I get post-game depression fairly often, a vague feeling of loss. Even if I had fun along the way, the post-game mood usually makes me question why I bothered in the first place. What mitigates such feelings is usually the sense that I still accumulated something, be it twitch-skills from FPS games (pro skills from Counter-Strike carry over into Battlefield 3, etc) or the experience of a story in the case of many RPGs or proper books. I played Xenogears over a decade ago for 80 hours one time, and I still think about it occasionally.

I will not think about Tiny Tower or 10000000 a decade from now. Nor, potentially, Guild Wars 2. Those games were/have been/are fun to play, respectively. But I am not looking for opportunities to kill time with amusing diversions. I do not have enough time, in fact. What I am looking for are opportunities to “invest” my time, or at least a simulation thereof, while having fun too.

Scott Adams once quipped that the last invention humanity will ever make is a Holodeck. As soon as that was built and marketed, humanity would collectively starve to death inside a Holodeck two weeks later. The future is actually much simpler than Holodecks or realistic VR headsets and such – the future is a wire in your brain that stimulates your nucleus accumbens directly. Watching college sports or playing MMOs or contemplating the vastness of the universe are all primitive methods of manually fondling your glands. The dark secret of The Matrix is that the overlay was completely unnecessary – a little bit of electricity in the right spot removes the inefficient middleman of reality.
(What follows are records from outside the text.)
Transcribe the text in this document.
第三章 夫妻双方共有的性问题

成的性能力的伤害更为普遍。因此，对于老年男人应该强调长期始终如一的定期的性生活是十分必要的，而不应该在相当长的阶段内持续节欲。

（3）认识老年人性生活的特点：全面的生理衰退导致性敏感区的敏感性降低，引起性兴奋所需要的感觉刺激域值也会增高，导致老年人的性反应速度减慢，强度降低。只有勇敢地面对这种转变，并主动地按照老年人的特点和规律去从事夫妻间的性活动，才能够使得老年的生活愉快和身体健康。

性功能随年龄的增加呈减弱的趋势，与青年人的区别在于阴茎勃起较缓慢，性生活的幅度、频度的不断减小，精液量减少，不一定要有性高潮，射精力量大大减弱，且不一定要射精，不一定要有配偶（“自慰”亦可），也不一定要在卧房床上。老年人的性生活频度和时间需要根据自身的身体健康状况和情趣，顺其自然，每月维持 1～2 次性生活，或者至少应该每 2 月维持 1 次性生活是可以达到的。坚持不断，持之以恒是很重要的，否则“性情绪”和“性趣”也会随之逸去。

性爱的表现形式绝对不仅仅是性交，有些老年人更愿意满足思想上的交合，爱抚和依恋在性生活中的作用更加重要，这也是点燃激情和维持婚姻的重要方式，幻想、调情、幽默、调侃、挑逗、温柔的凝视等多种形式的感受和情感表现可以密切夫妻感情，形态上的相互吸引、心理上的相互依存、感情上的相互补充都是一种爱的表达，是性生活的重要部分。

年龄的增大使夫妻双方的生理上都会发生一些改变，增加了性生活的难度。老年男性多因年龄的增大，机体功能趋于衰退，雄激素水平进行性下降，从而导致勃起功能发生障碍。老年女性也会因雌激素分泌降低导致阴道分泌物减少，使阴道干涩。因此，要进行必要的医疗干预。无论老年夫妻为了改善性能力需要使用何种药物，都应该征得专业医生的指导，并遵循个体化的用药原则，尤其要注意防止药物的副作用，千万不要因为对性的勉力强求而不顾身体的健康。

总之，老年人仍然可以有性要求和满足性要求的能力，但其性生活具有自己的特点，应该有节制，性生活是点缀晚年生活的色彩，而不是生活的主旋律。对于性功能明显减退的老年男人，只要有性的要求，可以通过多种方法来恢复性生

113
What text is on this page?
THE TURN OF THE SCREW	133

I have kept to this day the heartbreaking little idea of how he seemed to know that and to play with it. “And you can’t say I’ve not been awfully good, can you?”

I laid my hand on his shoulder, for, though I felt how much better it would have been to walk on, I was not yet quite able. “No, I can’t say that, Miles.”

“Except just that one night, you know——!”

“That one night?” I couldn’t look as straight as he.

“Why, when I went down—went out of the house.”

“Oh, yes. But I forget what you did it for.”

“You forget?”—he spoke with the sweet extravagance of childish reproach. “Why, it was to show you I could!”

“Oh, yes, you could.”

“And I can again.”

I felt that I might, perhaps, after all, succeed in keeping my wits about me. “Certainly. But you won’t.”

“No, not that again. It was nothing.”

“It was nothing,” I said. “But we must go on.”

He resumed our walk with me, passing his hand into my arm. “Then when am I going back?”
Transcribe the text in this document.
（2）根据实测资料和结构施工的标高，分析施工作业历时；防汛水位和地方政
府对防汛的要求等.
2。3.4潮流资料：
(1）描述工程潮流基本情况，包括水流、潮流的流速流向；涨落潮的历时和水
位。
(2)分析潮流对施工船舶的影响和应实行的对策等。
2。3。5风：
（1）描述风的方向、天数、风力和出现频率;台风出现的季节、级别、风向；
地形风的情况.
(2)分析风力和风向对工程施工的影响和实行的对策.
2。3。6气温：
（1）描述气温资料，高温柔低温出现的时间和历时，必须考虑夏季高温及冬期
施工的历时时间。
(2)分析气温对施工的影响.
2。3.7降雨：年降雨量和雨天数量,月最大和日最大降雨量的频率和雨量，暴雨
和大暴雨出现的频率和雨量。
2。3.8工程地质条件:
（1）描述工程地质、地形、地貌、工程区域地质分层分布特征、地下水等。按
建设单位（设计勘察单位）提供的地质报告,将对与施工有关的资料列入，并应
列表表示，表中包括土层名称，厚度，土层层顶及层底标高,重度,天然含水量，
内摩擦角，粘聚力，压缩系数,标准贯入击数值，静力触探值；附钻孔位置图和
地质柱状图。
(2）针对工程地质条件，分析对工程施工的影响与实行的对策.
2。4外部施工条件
The above may seem a non sequitur, but here is the connection: I feel Guild Wars 2 is simply a wire in my head. It generates good feelings, but doesn’t mean anything. It is a personal problem, of course. But all problems are ultimately personal problems. And I grow increasingly weary of doing fun things while simultaneously waiting for the other shoe to drop.

Playing Guild Wars 2 feels like going to Disneyland ahead of the apocalypse.

“So stop playing.” I’m sorry, I cannot hear you over the humming of this wire in my head.